Advice site to spot bad planners
Bad apples can be picked from the bushel of financial advice with a new website to identify dodgy planners.
A new national register is at the centre of the Federal Government’s response to a five-month parliamentary inquiry into the Commonwealth Bank planning scandal.
Years of poor advice have led the CBA to put up a multi-million dollar compensation fund for clients, but the case has smashed investor confidence in the industry.
CBA chief executive Ian Narev has recently announced the bank will increase its original $59 million compensation scheme for 11,000 clients who received conflicted financial advice between 2003 and 2012.
In a similar recent finding, Macquarie Private Wealth was forced to offer remediation to 160,000 clients for its poor advice.
However, Finance Minister Mathias Cormann is expected to reject the inquiry’s main recommendation for a royal commission into the scandal, as he believes the bank’s compensation scheme is good enough.
“We’ve confirmed our initial view that we are not going down the path of a royal commission and that the CBA’s open review program should be given a chance to work,” Senator Cormann told Fairfax Media reporters.
“Instead of another inquiry. . . the most important focus must be on resolving any legitimate outstanding grievances from affected customers.”

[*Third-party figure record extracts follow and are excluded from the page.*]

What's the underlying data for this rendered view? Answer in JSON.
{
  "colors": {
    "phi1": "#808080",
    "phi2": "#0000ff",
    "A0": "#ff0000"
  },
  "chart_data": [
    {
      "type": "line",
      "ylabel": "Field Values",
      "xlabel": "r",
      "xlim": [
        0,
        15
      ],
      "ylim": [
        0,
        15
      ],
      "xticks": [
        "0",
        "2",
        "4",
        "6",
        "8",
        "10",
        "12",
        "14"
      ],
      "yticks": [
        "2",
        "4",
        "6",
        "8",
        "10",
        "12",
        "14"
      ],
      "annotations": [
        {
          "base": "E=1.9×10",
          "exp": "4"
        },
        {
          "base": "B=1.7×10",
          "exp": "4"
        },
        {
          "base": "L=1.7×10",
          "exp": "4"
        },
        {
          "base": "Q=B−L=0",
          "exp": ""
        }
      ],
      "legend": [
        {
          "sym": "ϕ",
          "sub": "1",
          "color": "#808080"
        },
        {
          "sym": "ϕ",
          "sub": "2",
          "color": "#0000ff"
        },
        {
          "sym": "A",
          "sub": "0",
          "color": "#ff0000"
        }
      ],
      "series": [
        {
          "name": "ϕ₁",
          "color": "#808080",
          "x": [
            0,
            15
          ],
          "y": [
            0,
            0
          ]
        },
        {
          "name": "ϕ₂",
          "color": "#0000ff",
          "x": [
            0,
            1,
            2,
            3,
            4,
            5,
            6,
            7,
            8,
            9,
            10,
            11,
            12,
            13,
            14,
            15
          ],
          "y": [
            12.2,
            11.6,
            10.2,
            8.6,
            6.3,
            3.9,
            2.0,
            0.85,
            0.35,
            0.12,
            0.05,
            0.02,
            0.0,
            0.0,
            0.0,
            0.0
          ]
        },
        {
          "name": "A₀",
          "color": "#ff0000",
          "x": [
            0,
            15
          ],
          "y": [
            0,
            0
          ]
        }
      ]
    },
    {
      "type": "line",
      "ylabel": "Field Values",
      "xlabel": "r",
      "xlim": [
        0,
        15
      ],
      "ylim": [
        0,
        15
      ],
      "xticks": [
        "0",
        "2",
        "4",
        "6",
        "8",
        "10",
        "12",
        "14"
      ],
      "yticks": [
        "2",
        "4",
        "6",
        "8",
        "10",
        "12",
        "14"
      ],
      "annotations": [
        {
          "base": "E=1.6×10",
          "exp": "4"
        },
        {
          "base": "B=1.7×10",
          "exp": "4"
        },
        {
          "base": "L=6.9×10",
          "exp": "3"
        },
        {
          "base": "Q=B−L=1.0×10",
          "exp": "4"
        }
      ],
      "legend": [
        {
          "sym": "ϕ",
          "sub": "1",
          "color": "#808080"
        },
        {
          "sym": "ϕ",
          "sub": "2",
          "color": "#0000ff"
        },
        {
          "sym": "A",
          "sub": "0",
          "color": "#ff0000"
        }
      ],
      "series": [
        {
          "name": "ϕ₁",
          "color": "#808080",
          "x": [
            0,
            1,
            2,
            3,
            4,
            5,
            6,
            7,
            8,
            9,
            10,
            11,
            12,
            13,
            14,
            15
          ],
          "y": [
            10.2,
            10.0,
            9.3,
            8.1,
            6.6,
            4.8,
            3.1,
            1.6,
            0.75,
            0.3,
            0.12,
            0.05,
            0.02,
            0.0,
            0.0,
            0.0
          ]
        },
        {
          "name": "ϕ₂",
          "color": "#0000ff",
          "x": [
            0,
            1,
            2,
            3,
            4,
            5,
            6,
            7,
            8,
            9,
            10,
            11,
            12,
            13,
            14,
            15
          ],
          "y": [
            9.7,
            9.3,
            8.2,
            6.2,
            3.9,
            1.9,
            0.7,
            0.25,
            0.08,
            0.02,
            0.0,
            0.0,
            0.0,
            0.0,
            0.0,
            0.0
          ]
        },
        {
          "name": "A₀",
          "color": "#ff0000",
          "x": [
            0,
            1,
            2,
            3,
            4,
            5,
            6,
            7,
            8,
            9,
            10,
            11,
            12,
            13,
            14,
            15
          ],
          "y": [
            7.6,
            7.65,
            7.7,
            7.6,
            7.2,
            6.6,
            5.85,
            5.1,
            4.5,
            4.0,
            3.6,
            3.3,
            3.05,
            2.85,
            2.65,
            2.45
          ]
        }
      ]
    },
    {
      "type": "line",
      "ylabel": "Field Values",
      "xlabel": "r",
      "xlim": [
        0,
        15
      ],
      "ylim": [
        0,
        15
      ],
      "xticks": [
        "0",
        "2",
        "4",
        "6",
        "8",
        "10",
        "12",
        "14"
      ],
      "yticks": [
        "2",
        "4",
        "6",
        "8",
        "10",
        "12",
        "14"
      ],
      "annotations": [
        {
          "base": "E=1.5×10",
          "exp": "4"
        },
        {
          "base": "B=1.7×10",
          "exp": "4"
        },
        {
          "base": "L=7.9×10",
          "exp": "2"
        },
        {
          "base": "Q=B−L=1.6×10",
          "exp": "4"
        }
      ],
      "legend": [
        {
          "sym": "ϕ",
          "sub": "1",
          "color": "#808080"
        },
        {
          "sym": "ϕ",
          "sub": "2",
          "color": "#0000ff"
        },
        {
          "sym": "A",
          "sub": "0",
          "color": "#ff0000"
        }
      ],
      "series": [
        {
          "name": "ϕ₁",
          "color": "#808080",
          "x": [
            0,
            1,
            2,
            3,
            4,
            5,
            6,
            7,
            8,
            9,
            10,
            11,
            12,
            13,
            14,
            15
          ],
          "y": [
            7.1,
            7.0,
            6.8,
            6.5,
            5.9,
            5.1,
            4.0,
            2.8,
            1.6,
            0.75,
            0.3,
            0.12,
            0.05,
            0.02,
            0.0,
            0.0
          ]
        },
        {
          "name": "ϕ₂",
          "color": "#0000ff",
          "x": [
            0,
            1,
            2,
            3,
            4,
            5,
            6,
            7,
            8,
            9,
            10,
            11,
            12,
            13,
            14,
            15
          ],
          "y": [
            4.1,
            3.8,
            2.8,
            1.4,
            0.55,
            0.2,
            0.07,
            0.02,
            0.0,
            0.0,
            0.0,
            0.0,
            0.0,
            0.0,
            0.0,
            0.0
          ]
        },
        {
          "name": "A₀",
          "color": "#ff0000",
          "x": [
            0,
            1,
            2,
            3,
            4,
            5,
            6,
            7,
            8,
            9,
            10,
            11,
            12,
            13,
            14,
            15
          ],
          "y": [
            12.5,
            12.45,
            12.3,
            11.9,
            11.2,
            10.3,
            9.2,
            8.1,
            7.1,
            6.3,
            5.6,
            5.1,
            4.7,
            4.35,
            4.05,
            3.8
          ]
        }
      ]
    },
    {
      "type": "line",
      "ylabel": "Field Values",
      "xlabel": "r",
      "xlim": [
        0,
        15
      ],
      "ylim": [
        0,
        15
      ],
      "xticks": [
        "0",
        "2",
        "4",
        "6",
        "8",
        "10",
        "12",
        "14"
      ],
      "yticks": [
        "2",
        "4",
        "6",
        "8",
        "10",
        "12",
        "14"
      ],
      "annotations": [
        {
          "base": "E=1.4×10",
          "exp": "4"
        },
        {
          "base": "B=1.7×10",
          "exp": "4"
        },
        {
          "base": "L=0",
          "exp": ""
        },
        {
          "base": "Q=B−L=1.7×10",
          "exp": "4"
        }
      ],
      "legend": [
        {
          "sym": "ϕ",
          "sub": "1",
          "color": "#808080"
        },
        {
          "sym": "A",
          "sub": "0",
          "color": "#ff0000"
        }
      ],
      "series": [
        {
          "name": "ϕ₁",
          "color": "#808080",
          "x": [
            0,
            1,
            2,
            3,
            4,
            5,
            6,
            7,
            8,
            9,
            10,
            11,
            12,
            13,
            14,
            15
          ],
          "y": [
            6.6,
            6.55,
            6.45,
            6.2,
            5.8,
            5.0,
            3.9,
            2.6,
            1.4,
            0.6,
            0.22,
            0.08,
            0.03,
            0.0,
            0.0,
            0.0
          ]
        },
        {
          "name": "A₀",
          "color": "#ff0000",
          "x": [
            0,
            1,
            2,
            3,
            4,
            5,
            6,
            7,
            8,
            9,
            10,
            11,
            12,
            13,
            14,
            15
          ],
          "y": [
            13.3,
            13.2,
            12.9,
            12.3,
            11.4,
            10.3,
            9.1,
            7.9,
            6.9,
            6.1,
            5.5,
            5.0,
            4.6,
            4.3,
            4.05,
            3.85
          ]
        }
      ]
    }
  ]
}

Shadow treasurer Chris Bowen has launched a new ‘Adviser Ratings’ website at the Association of Financial Planners conference.
The site lists the names and details of 18,000 financial planners, including their education, work history, membership to professional bodies and whether they have received any sanctions or banning orders from the regulator.
Calls for such a register have come partly from concern that a number of ‘rogue’ financial planners, who gave conflicted advice at the CBA’s financial planning firms, were allowed to remain in the industry and were even promoted or employed by other major banks.
The government-backed register will cost about $5 million to set up, funded by an increase in the current lodgement fee for an Australian Financial Services licensee, up from $5 to $44.